The reason for the one-year requirement in (B) is that the laws of different states will vary and misdemeanors and felonies don’t always translate cleanly. The cutoff for a felony in Texas is one year. Anything that carries a range of punishment that could drag on longer than a year is a state jail felony. Interestingly, criminal activity also covers preparatory offenses such as criminal attempt and criminal conspiracy. It does not have to be a completed criminal offense to qualify as criminal activity.    

What about Civil Forfeiture?  

If you are accused of money laundering and the State of Texas seizes an amount of cash from you, they can then try and allege that that money should be forfeited because that money was obtained by illegal means. This often adds insult to injury if you are facing a money laundering criminal allegation; or rather, adds injury to injury. Unfortunately, the State only has to show that the property is subject to forfeiture by a preponderance of the evidence. This is a significantly lower burden than beyond a reasonable doubt, which is the standard of proof which the State has in criminal cases. Much of the time, forfeiture will be an issue in drug cases. Factors that courts may consider in determining forfeiture suits are

  • The amount of money
  • The connection of money to drugs
  • Any evidence of association or contact between drugs and money

If you are facing a civil forfeiture, if you are facing a money laundering charge, if you are facing any other related criminal charges, contact me and let’s discuss your options and strategize your defense. 

[1] “Proceeds” means funds acquired or derived directly or indirectly from, produced through, realized through, or used in the commission of (A) an act; or (B) conduct that constitutes an offense under Section 151.7032, Tax Code.  

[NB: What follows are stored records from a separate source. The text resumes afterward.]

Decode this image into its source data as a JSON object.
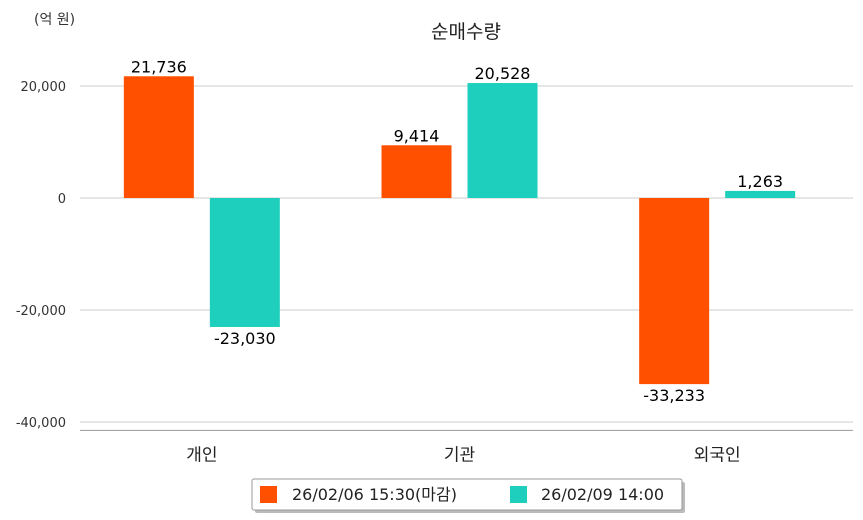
{
  "chart_data": {
    "type": "bar",
    "title": "순매수량",
    "unit_label": "(억 원)",
    "categories": [
      "개인",
      "기관",
      "외국인"
    ],
    "series": [
      {
        "name": "26/02/06 15:30(마감)",
        "color": "#ff5000",
        "values": [
          21736,
          9414,
          -33233
        ]
      },
      {
        "name": "26/02/09 14:00",
        "color": "#1ecfbd",
        "values": [
          -23030,
          20528,
          1263
        ]
      }
    ],
    "value_labels": [
      [
        "21,736",
        "9,414",
        "-33,233"
      ],
      [
        "-23,030",
        "20,528",
        "1,263"
      ]
    ],
    "y_ticks": [
      20000,
      0,
      -20000,
      -40000
    ],
    "y_tick_labels": [
      "20,000",
      "0",
      "-20,000",
      "-40,000"
    ],
    "ylim": [
      -41500,
      24000
    ],
    "grid": true,
    "legend_position": "bottom"
  }
}
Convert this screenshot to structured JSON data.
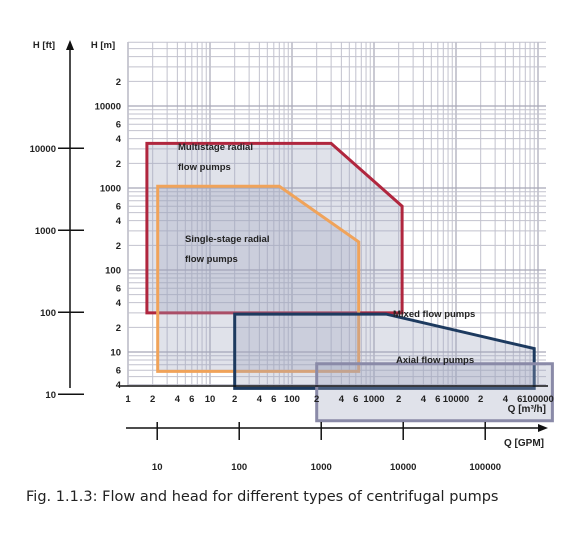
{
  "chart_data": {
    "type": "area",
    "title": "",
    "caption": "Fig. 1.1.3: Flow and head for different types of centrifugal pumps",
    "x_axis": {
      "label": "Q [m³/h]",
      "scale": "log",
      "range": [
        1,
        200000
      ],
      "major_tick_labels": [
        "1",
        "10",
        "100",
        "1000",
        "10000",
        "100000"
      ],
      "minor_tick_labels": [
        "2",
        "4",
        "6"
      ]
    },
    "x_axis_secondary": {
      "label": "Q [GPM]",
      "scale": "log",
      "tick_labels": [
        "10",
        "100",
        "1000",
        "10000",
        "100000"
      ]
    },
    "y_axis": {
      "label": "H [m]",
      "scale": "log",
      "range": [
        1,
        20000
      ],
      "major_tick_labels": [
        "10",
        "100",
        "1000",
        "10000"
      ],
      "minor_tick_labels": [
        "2",
        "4",
        "6"
      ]
    },
    "y_axis_secondary": {
      "label": "H [ft]",
      "scale": "log",
      "tick_labels": [
        "10",
        "100",
        "1000",
        "10000"
      ]
    },
    "grid": true,
    "series": [
      {
        "name": "Multistage radial flow pumps",
        "color": "#b0263e",
        "points": [
          [
            1.7,
            3500
          ],
          [
            300,
            3500
          ],
          [
            2200,
            600
          ],
          [
            2200,
            30
          ],
          [
            1.7,
            30
          ]
        ]
      },
      {
        "name": "Single-stage radial flow pumps",
        "color": "#f0a35a",
        "points": [
          [
            2.3,
            1050
          ],
          [
            70,
            1050
          ],
          [
            650,
            220
          ],
          [
            650,
            5.8
          ],
          [
            2.3,
            5.8
          ]
        ]
      },
      {
        "name": "Mixed flow pumps",
        "color": "#1d3a5f",
        "points": [
          [
            20,
            29
          ],
          [
            1400,
            29
          ],
          [
            90000,
            11
          ],
          [
            90000,
            3.6
          ],
          [
            20,
            3.6
          ]
        ]
      },
      {
        "name": "Axial flow pumps",
        "color": "#8a8aa8",
        "points": [
          [
            200,
            7.2
          ],
          [
            150000,
            7.2
          ],
          [
            150000,
            1.45
          ],
          [
            200,
            1.45
          ]
        ]
      }
    ]
  }
}
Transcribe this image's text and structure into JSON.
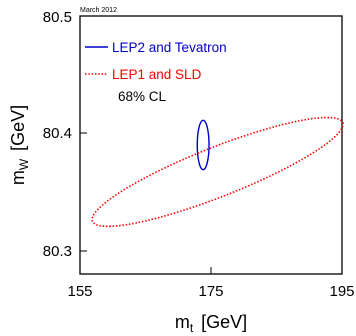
{
  "chart_data": {
    "type": "scatter",
    "note": "March 2012",
    "xlabel": {
      "main": "m",
      "sub": "t",
      "unit": "[GeV]"
    },
    "ylabel": {
      "main": "m",
      "sub": "W",
      "unit": "[GeV]"
    },
    "xlim": [
      155,
      195
    ],
    "ylim": [
      80.27,
      80.5
    ],
    "x_ticks": [
      "155",
      "175",
      "195"
    ],
    "y_ticks": [
      "80.3",
      "80.4",
      "80.5"
    ],
    "grid": false,
    "legend_position": "top-left",
    "legend_extra": "68% CL",
    "series": [
      {
        "name": "LEP2 and Tevatron",
        "color": "#0000cc",
        "style": "solid",
        "shape": "ellipse",
        "center": [
          173.8,
          80.385
        ],
        "axes": [
          0.9,
          0.022
        ],
        "angle_deg": 0
      },
      {
        "name": "LEP1 and SLD",
        "color": "#ff0000",
        "style": "dotted",
        "shape": "ellipse",
        "center": [
          176.0,
          80.361
        ],
        "major_end": [
          156.9,
          80.317
        ],
        "minor_radius": 0.022
      }
    ]
  }
}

[2] “Funds” includes (A) coin or paper money of the United States or any other country that is designated as legal tender and that circulates and is customarily used and accepted as a medium of exchange in the country of issue; (B) United States silver certificates, United States Treasury notes, and Federal Reserve System notes; (C) an official foreign bank note that is customarily used and accepted as a medium of exchange in a foreign country and a foreign bank draft; and (D) currency or its equivalent, including an electronic fund, a personal check, a bank check, a traveler’s check, a money order, a bearer negotiable instrument, a bearer investment security, a bearer security, a certificate of stock in a form that allows title to pass on delivery, or a stored value card as defined by Section 604.001, Business & Commerce Code.